Accueil du site > Expressions > La manifestation nationale du 19 novembre.

La manifestation nationale du 19 novembre.

mardi 22 novembre 2005, par 1 Sud Industrie 35

La manifestation nationale du 19 novembre appelée par la Fédération des collectifs pour la défense et le développement des services publics a rassemblé près de 30 000 personnes à Paris ; plusieurs manifestations ont également eu lieu en province sur le même sujet.

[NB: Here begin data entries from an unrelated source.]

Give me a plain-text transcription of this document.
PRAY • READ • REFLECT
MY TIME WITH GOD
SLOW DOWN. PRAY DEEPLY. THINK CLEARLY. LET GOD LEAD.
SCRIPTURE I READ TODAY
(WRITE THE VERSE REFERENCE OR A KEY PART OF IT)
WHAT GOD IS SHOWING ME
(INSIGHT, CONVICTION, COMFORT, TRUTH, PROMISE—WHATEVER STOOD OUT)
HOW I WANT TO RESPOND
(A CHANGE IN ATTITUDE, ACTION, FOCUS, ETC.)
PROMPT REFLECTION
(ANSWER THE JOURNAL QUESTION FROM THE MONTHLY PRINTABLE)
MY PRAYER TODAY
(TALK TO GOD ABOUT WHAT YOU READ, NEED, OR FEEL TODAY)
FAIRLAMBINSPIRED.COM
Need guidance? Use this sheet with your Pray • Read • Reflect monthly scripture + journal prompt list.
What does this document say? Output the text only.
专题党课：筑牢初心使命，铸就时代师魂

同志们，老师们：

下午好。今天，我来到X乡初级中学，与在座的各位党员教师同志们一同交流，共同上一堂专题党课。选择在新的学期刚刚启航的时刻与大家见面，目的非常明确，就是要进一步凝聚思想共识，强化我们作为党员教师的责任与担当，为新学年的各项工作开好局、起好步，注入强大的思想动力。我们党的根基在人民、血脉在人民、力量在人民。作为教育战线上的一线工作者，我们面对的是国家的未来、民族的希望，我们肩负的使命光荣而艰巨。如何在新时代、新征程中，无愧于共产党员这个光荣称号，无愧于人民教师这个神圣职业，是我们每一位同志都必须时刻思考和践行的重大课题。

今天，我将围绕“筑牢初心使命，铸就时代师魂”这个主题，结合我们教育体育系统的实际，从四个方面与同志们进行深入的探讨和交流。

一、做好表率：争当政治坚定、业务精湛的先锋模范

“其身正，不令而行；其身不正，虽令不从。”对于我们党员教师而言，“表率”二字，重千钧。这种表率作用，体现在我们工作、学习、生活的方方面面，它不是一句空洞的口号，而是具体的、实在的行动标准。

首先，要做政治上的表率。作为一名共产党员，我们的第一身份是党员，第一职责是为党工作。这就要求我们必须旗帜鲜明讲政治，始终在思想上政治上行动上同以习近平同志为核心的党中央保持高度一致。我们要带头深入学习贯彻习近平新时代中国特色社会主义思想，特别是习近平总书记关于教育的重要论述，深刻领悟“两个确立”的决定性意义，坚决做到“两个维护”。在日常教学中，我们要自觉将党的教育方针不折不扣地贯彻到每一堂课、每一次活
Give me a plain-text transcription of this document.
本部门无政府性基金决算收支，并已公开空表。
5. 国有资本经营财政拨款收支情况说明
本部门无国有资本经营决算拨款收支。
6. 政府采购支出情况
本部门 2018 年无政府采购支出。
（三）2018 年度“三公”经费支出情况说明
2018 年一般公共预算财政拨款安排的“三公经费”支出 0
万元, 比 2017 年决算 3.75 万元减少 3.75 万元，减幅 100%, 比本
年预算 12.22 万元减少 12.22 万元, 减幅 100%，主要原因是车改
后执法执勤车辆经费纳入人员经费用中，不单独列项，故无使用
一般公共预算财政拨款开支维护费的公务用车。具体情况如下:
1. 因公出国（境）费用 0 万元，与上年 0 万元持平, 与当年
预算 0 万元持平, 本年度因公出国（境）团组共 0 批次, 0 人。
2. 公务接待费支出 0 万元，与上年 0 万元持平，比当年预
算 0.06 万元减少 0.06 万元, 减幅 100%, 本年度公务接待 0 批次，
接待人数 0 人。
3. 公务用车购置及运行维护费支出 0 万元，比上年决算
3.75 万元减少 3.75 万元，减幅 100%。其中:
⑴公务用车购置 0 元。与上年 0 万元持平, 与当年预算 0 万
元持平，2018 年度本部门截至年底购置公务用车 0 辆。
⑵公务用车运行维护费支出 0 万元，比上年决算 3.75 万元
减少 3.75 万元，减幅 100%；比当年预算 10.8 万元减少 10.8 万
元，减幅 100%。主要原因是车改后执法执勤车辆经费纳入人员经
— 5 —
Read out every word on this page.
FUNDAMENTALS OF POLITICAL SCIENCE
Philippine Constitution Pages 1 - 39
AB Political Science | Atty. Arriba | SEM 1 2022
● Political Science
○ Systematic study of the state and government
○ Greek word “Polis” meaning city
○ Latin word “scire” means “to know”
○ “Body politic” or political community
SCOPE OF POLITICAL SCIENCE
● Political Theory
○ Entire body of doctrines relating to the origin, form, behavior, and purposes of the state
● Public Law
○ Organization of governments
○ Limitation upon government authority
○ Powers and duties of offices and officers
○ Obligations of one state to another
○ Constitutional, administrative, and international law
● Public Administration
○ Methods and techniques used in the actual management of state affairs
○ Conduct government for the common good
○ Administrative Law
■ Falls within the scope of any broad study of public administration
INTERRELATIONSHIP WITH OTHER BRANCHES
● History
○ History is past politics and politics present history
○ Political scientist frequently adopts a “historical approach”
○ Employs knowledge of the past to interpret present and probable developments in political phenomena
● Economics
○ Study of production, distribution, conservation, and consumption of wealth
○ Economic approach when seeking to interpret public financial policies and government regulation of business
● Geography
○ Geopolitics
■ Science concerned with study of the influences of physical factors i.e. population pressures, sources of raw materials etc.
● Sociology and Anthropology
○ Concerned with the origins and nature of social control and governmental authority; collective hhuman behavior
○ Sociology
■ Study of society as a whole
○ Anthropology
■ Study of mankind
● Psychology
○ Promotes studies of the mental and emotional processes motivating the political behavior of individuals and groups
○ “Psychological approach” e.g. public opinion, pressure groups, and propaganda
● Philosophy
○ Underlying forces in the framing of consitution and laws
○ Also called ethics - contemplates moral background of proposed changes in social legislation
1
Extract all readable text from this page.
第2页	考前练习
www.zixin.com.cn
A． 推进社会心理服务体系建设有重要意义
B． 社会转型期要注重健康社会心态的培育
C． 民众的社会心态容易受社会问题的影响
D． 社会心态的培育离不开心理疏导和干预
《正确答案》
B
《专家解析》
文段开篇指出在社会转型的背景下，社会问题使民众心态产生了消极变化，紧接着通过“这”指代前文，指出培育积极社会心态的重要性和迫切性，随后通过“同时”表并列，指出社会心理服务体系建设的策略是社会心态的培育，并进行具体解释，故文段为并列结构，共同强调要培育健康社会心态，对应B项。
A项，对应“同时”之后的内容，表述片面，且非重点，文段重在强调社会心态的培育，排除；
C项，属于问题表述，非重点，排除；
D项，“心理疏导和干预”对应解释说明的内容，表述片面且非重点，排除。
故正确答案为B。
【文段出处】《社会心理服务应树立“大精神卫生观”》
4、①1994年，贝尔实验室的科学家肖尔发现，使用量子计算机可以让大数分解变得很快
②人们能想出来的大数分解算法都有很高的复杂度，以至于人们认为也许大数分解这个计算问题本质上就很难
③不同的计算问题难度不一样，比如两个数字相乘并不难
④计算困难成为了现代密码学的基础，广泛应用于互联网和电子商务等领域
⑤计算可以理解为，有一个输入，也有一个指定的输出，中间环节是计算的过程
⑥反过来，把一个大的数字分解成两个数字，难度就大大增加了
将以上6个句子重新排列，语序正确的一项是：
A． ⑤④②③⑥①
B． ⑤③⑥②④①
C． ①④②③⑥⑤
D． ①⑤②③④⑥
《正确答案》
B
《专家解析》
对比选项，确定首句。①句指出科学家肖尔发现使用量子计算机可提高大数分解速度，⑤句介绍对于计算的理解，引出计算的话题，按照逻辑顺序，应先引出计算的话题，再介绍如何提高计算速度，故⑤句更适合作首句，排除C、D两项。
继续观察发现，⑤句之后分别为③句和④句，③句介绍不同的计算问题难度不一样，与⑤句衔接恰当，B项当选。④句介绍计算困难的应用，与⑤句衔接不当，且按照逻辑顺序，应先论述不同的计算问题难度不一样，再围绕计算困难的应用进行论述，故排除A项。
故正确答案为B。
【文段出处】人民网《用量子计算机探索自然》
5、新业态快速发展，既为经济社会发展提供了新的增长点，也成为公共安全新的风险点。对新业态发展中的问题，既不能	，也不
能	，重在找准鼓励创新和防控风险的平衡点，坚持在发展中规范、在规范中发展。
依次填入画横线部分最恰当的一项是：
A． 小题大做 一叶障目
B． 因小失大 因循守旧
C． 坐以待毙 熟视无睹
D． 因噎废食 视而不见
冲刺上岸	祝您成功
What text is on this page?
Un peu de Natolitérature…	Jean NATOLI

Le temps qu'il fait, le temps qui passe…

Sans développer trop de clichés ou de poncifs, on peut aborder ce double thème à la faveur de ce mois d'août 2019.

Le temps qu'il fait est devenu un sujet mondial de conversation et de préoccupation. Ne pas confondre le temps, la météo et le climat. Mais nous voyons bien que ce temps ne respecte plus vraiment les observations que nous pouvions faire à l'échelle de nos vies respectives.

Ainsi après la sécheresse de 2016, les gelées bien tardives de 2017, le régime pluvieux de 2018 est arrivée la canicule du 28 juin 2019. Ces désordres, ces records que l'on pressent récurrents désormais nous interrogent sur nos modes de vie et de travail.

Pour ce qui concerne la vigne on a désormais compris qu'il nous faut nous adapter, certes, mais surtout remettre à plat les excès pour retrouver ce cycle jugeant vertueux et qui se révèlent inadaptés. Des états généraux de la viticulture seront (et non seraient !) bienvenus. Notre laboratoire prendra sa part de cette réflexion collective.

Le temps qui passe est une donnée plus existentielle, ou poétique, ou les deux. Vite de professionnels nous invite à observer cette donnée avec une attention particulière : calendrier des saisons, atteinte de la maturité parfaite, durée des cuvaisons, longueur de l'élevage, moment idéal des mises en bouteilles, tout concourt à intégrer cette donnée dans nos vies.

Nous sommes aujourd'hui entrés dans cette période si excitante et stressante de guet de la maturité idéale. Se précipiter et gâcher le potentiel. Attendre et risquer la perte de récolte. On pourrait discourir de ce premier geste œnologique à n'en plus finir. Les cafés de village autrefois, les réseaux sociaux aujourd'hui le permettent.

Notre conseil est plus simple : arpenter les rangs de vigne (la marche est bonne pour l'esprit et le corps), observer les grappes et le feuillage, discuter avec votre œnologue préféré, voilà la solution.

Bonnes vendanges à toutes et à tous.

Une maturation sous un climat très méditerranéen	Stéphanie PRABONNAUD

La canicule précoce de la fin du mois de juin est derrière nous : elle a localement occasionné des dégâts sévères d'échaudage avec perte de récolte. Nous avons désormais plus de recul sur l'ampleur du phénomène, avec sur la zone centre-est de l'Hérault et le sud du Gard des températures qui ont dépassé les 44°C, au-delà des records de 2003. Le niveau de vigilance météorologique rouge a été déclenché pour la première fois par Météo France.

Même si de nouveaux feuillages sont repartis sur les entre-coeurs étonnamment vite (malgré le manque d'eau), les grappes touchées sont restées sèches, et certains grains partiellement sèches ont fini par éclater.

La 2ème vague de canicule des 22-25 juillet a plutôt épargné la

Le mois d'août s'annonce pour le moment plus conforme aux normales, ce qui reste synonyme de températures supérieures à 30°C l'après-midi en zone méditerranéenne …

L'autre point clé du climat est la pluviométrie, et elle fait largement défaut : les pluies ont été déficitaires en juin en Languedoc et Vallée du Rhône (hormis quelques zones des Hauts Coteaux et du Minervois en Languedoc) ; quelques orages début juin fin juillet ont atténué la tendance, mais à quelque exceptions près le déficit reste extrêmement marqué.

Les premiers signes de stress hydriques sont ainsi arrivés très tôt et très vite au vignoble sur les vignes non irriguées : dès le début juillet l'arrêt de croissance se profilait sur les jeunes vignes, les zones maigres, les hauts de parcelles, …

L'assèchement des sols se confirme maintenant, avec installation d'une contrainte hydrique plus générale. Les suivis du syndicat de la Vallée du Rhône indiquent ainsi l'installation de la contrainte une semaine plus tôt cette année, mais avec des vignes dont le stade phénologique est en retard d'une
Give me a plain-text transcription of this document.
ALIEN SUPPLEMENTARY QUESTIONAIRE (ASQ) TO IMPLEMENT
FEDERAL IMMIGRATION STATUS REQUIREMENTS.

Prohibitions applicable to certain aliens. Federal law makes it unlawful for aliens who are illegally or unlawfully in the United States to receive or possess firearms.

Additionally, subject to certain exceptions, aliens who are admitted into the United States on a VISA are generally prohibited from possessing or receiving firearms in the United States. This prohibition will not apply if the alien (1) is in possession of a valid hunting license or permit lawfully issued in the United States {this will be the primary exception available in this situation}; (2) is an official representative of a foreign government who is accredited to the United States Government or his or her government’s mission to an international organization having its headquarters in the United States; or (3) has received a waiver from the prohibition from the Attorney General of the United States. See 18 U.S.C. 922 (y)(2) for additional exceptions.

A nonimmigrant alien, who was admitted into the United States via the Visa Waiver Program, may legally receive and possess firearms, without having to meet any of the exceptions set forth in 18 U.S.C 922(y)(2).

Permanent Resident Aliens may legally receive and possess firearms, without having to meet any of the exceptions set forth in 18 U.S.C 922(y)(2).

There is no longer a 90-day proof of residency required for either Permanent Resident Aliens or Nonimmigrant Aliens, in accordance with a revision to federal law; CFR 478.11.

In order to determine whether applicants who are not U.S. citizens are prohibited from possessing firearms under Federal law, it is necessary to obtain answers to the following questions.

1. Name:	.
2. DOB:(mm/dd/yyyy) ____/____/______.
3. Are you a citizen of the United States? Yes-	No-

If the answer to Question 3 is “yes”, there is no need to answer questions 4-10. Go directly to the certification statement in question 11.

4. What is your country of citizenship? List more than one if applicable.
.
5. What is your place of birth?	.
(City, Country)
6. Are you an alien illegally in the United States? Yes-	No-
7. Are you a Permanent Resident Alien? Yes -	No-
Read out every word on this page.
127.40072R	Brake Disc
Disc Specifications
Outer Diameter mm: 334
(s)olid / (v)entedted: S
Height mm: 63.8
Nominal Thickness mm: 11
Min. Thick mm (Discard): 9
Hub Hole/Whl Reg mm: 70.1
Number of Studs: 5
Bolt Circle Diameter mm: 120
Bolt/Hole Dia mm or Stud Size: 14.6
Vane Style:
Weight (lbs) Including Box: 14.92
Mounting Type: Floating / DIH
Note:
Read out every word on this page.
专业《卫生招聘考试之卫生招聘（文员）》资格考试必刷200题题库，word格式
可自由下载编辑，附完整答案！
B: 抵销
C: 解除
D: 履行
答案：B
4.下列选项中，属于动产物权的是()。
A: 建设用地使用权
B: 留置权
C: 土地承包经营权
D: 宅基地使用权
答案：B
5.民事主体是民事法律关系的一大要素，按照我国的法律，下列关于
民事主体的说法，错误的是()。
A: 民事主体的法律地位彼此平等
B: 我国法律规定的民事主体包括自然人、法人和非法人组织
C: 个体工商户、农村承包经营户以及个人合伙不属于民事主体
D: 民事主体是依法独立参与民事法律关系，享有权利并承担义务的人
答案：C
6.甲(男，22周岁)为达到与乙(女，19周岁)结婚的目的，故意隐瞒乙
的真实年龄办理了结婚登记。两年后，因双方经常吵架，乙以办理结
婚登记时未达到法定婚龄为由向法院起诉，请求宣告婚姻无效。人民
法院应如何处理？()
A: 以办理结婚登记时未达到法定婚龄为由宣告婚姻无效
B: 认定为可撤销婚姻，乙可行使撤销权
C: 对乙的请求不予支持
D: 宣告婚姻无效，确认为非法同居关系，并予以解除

Ce succès s’inscrit dans la dynamique initiée par le Collectif de la Creuse qui avait été à l’initiative de la manifestation de Guéret le 5 mars dernier.

Depuis, les collectifs se sont fédérés, avec le soutien de diverses organisations (dont l’Union syndicale Solidaires) avec l’objectif de poser la question des services publics comme un enjeu de société.

Il s’agit de construire les convergences des luttes de défense des différents services publics, entre les usagers, les salariés et les élus.

Les services publics sont un outil indispensable pour un accès égalitaire de tous les citoyens aux droits fondamentaux que sont la santé, l’éducation, l’énergie, la communication, la culture ou les transports.

La présence, le développement et l’amélioration des services publics, dans les zones rurales comme dans les quartiers populaires, sont une des conditions de l’égalité pour toutes et tous, quels que soient les revenus, le lieu d’habitation ou la couleur de la peau.

Les services publics ne sont pas des marchandises : l’intérêt général doit rester au coeur de leurs missions : pour cette raison, ils doivent échapper à la logique du profit !

L’enjeu des services publics et le refus des rivatisations seront au coeur des revendications des mobilisations annoncées dans les Finances le 29 novembre et à la SNCF à partir de ce soir, tout comme c’est le cas dans la lutte de la RTM à Marseille.

L’Union syndicale Solidaires appelle à soutenir ces actions de grève et à les amplifier.

La question d’un élargissement de ces mobilisations pour construire un mouvement « Tous ensemble » est posée.

Le Gouvernement a la responsabilité de répondre aux exigences posées par ces mobilisations et par les urgences sociales qui s’expriment partout.

S’il persiste à refuser de les entendre, il prend la responsabilité d’une excacerbation de la crise sociale dans notre pays.